Solution 2: Use two branches and merge. Do your development in branch default
, and keep a parallel branch release
. (You could call it clean
, but in effect you are managing releases). Whenever default
is in a stable state that you want to checkpoint, switch to branch release
and merge into it the current state of default
-- in batches, if you wish. If you never commit anything directly to release
, there will never be a merge conflict.
(original branch) --o--o--o--o--o--o--o (default)
\ \ \
r ... ... --r--------r (release)
Result: You can update to any revision of release
and expect a functioning state. You can run hg log -r release
and you will only see the chosen checkpoints. You can examine the full log to see how everything happened. Drawbacks: Because the release
branch depends on default
, you can't push it to another repo without bringing default
with it. Also hg glog -r release
will look weird because of the repeated merges.
Solution 3: Use named branches as above, but use the rebase
extension instead of merging. It has an option to copy, rather than move outright, the rebased changesets; and it has an option --collapse
that will convert a set of revisions into a single one. Whenever you have a set of revisions r1:tip
you want to finalize, copy them from default
to release
as follows:
hg rebase --source r1 --dest release --keep --collapse
This pushes ONE revision at the head of release
that is equivalent to the entire changeset from r1 to the head of default
. The --keep
option makes it a copy, not a destructive rewrite.
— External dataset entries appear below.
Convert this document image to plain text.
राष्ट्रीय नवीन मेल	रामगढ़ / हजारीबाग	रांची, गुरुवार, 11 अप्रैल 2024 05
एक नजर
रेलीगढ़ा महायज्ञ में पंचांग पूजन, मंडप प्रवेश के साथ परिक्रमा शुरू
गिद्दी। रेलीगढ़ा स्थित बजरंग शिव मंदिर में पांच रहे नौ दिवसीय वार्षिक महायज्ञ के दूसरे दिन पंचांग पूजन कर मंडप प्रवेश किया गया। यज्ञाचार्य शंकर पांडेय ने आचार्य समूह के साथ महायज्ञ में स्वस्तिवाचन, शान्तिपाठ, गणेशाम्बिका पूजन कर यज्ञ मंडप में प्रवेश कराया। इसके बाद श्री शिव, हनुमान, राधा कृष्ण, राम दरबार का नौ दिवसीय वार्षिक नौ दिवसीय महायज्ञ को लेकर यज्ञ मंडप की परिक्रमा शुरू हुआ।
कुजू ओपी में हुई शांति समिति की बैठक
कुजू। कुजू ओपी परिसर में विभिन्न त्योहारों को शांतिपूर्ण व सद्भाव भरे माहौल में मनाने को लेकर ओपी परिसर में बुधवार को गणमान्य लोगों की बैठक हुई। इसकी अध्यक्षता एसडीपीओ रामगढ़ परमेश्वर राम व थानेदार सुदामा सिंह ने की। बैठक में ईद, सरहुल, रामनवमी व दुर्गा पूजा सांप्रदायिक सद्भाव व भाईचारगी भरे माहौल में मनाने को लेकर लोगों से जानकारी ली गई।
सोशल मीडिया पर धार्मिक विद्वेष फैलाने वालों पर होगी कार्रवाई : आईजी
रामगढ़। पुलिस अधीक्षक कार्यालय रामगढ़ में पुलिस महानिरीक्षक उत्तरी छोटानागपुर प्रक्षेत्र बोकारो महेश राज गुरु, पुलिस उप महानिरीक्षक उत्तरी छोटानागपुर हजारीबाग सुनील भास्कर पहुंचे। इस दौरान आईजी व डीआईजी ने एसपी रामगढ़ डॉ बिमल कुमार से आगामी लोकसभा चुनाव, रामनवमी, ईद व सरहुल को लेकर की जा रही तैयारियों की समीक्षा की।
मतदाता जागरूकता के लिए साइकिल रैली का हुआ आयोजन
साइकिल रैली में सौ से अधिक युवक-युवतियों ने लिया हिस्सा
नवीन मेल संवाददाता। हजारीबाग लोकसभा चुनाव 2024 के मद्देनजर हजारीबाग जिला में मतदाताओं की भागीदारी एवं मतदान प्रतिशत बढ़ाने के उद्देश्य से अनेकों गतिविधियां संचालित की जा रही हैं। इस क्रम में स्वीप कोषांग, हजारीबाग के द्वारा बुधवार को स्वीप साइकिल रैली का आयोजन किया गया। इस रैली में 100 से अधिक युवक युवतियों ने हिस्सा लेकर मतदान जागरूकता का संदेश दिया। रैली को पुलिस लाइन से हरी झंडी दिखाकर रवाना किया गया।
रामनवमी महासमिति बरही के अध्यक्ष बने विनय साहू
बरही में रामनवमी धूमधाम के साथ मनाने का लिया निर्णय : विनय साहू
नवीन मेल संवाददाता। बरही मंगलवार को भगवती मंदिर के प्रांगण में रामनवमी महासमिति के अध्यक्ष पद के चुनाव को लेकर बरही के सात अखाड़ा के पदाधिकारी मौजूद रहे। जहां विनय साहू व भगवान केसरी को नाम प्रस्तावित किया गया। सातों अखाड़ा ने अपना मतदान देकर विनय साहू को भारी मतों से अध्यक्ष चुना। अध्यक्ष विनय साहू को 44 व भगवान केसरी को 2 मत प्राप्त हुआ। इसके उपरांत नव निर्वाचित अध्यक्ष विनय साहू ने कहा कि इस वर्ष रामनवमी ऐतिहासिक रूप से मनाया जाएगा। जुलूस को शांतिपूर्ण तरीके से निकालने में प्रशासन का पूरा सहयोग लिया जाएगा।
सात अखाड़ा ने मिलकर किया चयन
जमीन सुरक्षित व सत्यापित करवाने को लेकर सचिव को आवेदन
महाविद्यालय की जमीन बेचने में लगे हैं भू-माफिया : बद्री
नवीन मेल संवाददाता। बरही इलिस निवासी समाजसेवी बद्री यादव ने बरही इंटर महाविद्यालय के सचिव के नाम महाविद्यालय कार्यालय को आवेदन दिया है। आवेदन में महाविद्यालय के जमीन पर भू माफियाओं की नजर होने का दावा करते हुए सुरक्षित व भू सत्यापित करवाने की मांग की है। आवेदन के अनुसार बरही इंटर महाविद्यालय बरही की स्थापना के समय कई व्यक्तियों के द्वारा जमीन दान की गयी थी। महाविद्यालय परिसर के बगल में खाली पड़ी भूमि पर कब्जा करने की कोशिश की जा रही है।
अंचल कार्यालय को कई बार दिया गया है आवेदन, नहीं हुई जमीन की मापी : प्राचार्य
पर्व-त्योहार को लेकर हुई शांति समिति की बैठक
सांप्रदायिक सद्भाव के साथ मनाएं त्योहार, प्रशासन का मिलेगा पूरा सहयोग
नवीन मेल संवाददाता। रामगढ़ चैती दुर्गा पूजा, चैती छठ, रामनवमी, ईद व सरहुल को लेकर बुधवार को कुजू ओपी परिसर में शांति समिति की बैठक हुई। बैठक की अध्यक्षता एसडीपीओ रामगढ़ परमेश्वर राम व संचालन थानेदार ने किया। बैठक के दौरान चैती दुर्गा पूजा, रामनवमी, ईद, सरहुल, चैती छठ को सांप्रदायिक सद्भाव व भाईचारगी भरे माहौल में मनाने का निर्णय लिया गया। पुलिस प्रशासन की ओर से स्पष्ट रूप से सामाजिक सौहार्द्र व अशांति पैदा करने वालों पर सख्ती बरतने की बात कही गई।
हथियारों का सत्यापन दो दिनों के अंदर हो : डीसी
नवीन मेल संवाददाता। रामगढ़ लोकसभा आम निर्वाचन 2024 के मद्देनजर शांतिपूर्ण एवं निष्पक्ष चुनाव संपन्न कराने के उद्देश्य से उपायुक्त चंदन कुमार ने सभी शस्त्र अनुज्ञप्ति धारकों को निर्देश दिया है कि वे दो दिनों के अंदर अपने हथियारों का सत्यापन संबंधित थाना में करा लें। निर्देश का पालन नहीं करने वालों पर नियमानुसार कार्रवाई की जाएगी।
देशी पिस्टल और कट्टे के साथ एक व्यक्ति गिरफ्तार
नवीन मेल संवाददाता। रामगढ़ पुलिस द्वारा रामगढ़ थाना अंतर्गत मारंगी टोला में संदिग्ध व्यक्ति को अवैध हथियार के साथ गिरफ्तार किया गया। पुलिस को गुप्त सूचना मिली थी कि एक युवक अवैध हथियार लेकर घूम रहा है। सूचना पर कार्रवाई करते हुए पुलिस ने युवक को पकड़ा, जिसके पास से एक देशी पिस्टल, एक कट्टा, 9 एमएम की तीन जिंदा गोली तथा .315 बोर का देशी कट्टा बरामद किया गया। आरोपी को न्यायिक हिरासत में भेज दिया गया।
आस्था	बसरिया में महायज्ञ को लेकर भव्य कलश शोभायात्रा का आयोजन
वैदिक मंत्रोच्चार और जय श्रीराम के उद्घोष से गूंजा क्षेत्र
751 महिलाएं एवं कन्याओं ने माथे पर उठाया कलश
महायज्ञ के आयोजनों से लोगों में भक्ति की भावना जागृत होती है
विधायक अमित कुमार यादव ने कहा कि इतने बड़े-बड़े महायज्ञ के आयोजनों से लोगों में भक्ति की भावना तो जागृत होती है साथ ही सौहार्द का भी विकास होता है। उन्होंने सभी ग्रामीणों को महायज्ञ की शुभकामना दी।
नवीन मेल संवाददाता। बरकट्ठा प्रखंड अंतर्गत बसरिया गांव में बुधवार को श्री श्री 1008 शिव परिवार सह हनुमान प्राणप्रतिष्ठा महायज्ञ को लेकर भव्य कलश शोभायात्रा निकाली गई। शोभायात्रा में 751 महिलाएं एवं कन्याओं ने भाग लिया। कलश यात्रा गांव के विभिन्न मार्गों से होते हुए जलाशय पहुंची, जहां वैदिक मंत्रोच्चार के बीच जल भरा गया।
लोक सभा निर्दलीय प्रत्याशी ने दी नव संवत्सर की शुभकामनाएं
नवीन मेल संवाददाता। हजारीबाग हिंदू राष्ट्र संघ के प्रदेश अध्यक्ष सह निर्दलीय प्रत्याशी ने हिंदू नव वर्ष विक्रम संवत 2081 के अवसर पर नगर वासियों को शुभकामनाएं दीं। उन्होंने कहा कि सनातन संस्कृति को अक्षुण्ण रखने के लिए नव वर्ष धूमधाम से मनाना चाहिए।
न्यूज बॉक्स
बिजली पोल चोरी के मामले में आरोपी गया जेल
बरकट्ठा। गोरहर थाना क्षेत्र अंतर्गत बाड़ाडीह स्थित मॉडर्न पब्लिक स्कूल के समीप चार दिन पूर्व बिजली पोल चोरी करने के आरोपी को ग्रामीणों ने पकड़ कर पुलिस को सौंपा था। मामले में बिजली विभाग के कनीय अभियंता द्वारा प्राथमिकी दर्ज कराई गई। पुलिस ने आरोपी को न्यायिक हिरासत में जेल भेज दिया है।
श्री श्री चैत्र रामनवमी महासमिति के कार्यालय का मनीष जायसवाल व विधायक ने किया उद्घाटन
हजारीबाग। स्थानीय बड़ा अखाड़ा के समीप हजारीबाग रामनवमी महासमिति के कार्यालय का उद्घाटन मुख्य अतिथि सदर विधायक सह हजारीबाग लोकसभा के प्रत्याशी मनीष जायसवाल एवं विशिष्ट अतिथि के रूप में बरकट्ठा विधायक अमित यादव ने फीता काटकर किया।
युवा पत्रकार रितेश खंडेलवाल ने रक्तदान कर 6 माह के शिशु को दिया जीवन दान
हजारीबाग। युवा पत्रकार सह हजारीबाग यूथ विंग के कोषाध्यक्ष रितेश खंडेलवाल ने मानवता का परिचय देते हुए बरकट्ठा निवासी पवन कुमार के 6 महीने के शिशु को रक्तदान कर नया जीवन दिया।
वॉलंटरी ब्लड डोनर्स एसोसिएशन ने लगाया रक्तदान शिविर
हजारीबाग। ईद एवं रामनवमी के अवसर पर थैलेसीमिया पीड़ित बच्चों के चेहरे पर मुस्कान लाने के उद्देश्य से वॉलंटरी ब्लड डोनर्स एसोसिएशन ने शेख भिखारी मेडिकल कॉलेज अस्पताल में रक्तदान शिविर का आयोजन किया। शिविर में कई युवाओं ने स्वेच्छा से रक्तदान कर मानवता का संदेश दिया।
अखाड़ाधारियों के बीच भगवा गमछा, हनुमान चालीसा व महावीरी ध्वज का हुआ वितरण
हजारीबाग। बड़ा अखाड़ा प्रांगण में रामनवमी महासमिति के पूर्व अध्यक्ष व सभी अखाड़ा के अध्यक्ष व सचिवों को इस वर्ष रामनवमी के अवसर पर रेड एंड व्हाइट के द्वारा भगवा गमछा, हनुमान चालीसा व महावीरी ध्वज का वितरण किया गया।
The advantage is that the release
branch looks just as you wanted: nice and clean, and you can push it without dragging the default branch with it. The disadvantage is that you cannot relate its stages to the revisions in default
, so I'd recommend method 2 unless you really have to hide the intermediate revisions. (Also: it's not as easy to squash your history in multiple batches, since rebase will move/copy all descendants of the "source" revision.)
All of these require you to do some extra work. This is inevitable, since mercurial has no way of knowing which revsets you'd like to squash.